David Duel didn’t think he’d have to lay off 45 of his 52 employees.
But that’s what the 23-year-old and his two partners, Sean Neman, 23, and Kevin Refoud, 25, did in April after their company, ReGreen, didn’t receive $900,000 for water efficiency work from an incentive program run by the Metropolitan Water District of Southern California.
“In every sense, we’ve had to downsize our company,” said Duel in a barren office so new that fresh paint scent was still in the air.
The incentive program provides rebates to customers and vendors such as ReGreen, which installs water-efficient devices, including toilets and washing machines, for clients.
Though the program has been highly successful — the demand has increased threefold in the last two fiscal years — it was suspended in May because of the overwhelming number of requests, said Bob Muir, a spokesman for the MWD. The district sells water to 26 public agencies in Southern California.
“We weren’t able to keep up with the demand that was coming in,” he said this week.
By the time officials did catch up — after adding $20 million in funds to the program, suspending it, then auditing it — they found they still had $14.2 million in outstanding payments to customers and vendors.

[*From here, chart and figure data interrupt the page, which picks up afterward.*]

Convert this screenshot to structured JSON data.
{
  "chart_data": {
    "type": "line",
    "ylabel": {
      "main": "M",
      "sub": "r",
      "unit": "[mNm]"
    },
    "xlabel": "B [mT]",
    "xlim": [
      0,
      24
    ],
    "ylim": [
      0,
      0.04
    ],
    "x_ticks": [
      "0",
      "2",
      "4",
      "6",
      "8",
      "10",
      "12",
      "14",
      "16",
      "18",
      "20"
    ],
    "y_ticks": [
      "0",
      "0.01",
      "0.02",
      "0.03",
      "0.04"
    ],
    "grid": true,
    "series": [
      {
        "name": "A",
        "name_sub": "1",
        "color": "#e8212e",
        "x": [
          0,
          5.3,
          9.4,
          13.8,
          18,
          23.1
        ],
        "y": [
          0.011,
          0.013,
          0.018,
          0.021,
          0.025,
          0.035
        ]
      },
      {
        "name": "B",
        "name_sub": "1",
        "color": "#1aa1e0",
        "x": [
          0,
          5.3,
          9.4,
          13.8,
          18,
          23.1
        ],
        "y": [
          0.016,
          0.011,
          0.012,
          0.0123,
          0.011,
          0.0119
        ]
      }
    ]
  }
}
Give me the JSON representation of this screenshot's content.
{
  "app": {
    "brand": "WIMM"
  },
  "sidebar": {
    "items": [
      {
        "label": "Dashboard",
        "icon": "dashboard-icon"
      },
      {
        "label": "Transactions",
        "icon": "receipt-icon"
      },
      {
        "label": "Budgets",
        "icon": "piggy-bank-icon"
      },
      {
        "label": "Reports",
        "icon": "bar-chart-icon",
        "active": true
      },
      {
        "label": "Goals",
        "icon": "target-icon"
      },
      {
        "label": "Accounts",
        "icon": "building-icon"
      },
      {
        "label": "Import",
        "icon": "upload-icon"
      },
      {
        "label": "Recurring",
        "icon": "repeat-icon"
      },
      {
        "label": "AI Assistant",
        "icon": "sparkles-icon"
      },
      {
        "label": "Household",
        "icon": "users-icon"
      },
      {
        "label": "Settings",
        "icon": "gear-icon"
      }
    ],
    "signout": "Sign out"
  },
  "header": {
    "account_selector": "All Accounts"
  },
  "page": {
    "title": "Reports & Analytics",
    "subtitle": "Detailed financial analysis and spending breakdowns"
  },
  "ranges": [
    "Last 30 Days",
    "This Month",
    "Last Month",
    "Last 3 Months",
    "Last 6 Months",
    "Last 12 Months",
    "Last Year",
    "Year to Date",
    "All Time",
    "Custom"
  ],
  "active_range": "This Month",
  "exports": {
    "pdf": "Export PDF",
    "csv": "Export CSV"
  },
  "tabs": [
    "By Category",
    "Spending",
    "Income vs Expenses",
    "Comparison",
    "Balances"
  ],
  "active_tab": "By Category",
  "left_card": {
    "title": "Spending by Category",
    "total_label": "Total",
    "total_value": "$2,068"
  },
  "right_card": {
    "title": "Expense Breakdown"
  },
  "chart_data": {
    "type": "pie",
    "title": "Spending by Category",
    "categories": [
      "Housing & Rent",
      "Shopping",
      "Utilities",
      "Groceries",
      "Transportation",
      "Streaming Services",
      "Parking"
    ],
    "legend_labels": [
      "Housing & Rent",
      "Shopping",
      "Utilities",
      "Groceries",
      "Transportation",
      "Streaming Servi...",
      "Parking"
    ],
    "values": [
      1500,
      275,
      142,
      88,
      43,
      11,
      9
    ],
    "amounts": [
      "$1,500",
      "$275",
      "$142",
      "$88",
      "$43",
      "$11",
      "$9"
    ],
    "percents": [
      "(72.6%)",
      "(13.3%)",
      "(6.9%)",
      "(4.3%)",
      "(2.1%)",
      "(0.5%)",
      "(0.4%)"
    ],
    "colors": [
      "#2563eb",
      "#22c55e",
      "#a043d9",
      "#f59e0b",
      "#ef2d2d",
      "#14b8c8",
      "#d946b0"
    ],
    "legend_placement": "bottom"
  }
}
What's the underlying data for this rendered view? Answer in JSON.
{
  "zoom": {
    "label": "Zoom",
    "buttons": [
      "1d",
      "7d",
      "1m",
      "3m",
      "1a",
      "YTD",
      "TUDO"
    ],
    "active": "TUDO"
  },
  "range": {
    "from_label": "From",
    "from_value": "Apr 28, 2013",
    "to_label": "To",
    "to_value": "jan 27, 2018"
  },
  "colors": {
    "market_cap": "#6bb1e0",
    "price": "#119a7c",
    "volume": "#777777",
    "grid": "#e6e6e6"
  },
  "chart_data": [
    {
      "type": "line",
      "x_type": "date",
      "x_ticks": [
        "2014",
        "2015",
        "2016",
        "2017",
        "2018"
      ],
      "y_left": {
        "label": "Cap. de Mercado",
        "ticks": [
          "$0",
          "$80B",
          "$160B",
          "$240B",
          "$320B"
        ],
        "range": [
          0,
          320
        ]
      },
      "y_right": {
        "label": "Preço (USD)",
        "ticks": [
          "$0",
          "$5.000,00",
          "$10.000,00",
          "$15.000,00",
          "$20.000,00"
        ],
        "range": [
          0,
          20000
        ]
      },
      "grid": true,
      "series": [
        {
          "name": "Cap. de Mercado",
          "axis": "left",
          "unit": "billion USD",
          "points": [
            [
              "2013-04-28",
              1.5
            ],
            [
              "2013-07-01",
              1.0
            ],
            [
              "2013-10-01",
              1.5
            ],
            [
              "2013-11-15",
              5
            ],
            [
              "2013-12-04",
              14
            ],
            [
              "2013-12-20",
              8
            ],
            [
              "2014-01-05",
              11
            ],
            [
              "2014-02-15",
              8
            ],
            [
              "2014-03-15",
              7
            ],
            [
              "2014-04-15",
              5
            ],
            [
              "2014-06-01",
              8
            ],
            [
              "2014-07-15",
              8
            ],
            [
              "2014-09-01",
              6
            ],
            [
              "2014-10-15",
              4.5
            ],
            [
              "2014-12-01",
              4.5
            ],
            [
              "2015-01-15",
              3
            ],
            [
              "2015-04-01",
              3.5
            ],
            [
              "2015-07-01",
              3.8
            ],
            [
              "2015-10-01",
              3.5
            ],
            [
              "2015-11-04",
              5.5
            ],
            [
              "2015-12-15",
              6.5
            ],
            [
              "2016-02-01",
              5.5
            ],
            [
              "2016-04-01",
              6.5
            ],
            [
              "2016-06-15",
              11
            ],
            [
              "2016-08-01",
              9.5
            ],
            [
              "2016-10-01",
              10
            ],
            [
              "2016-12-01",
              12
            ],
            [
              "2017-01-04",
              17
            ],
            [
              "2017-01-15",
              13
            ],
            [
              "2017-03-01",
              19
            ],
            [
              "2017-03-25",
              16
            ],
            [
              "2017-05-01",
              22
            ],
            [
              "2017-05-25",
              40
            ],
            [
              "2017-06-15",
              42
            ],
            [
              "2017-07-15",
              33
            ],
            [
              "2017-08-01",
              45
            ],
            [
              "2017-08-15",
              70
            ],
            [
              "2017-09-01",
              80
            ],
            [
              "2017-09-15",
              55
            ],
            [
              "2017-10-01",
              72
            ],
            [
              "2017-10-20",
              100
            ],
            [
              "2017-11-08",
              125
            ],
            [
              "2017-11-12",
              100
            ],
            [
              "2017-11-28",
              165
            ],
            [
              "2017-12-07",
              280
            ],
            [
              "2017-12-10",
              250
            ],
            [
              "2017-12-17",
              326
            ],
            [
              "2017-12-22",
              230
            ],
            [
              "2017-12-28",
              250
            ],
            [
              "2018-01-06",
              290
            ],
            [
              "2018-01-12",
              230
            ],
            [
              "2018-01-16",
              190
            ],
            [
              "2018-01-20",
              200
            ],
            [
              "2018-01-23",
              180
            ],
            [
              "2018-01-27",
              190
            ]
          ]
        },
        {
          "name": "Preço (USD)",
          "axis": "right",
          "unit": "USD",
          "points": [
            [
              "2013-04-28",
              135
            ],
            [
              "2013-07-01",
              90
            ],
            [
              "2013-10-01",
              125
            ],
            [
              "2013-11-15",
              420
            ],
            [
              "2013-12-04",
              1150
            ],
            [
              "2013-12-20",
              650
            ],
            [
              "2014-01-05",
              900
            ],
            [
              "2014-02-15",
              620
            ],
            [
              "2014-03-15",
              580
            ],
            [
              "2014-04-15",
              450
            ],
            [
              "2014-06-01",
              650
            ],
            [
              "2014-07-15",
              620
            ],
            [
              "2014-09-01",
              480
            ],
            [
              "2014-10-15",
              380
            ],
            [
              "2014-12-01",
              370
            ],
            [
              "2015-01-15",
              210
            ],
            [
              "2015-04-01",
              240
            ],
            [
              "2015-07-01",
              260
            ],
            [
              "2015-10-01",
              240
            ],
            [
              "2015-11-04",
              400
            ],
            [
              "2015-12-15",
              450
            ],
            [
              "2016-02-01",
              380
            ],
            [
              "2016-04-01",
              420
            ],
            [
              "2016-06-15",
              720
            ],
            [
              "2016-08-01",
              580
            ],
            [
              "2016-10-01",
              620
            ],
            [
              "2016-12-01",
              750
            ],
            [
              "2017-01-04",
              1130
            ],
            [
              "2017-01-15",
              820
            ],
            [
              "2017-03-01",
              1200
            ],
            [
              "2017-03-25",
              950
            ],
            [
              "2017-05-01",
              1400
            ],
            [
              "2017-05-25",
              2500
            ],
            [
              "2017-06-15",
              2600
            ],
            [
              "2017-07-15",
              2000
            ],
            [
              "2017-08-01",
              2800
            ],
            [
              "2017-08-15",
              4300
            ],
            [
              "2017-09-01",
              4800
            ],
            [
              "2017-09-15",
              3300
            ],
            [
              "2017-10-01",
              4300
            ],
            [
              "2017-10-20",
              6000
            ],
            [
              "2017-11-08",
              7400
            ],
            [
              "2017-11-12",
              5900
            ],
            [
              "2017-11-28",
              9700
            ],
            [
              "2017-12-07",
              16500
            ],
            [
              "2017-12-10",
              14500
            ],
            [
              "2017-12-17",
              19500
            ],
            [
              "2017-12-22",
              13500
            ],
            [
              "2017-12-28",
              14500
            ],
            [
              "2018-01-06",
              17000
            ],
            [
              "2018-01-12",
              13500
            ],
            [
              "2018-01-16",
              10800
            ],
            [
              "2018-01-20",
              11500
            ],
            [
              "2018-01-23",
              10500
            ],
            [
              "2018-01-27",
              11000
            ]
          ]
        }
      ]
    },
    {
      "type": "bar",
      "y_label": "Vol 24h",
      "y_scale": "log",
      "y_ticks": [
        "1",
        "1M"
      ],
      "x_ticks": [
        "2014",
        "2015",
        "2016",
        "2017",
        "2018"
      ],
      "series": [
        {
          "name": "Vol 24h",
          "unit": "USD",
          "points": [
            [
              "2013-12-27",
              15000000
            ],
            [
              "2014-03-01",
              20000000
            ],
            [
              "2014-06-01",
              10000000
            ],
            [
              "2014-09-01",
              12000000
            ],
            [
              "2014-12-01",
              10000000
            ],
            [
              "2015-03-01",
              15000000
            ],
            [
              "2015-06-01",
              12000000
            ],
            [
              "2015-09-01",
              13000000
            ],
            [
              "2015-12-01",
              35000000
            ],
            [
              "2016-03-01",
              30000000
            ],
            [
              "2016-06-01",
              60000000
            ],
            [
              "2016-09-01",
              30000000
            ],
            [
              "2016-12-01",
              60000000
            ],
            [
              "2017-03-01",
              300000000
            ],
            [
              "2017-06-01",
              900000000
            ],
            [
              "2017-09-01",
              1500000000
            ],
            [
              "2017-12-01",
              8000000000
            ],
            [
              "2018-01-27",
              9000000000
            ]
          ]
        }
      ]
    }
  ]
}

Through the audit, the agency found that there had been a breakdown in financial controls and that the organization “failed to stop further rebate application processing once management was aware that the program was oversubscribed,” according to audit documents.
Debra Man, chief operating officer for the district, said the organization’s intent is to pay outstanding debts within the next 30 days.
“We will make every effort to make sure they will be reimbursed,” she said. “We recognize that it is important for us to pay the validated pending payments as soon as possible.”
But it might be too late for some.
Marie Ager, director of California Toilet Replacements, said her family’s business is owed $282,165 for installing high-efficiency toilets in multifamily apartments in Los Angeles, San Diego and Burbank.
“We pay for all the toilets. We paid the plumbers. We did the work,” Ager said.
Ager said she’s not doing business anymore because she can’t afford to pay plumbers or buy the toilets from vendors.
“Our credit’s been cut off,” she said.
She has mortgaged her house and so has her father.
“I’m going to lose my house, and my father is going to lose his house if they don’t pay us,” she said.
As for ReGreen, the company’s 7,000-square-foot building in downtown Los Angeles is almost empty except for some energy-efficient lightbulbs and remnants of empty cubicles. The company has restructured to focus less on rebates from government agencies and more on green consulting for businesses, and it is starting to bustle again, like it did before this spring.
“We’re just trying to survive,” Duel said.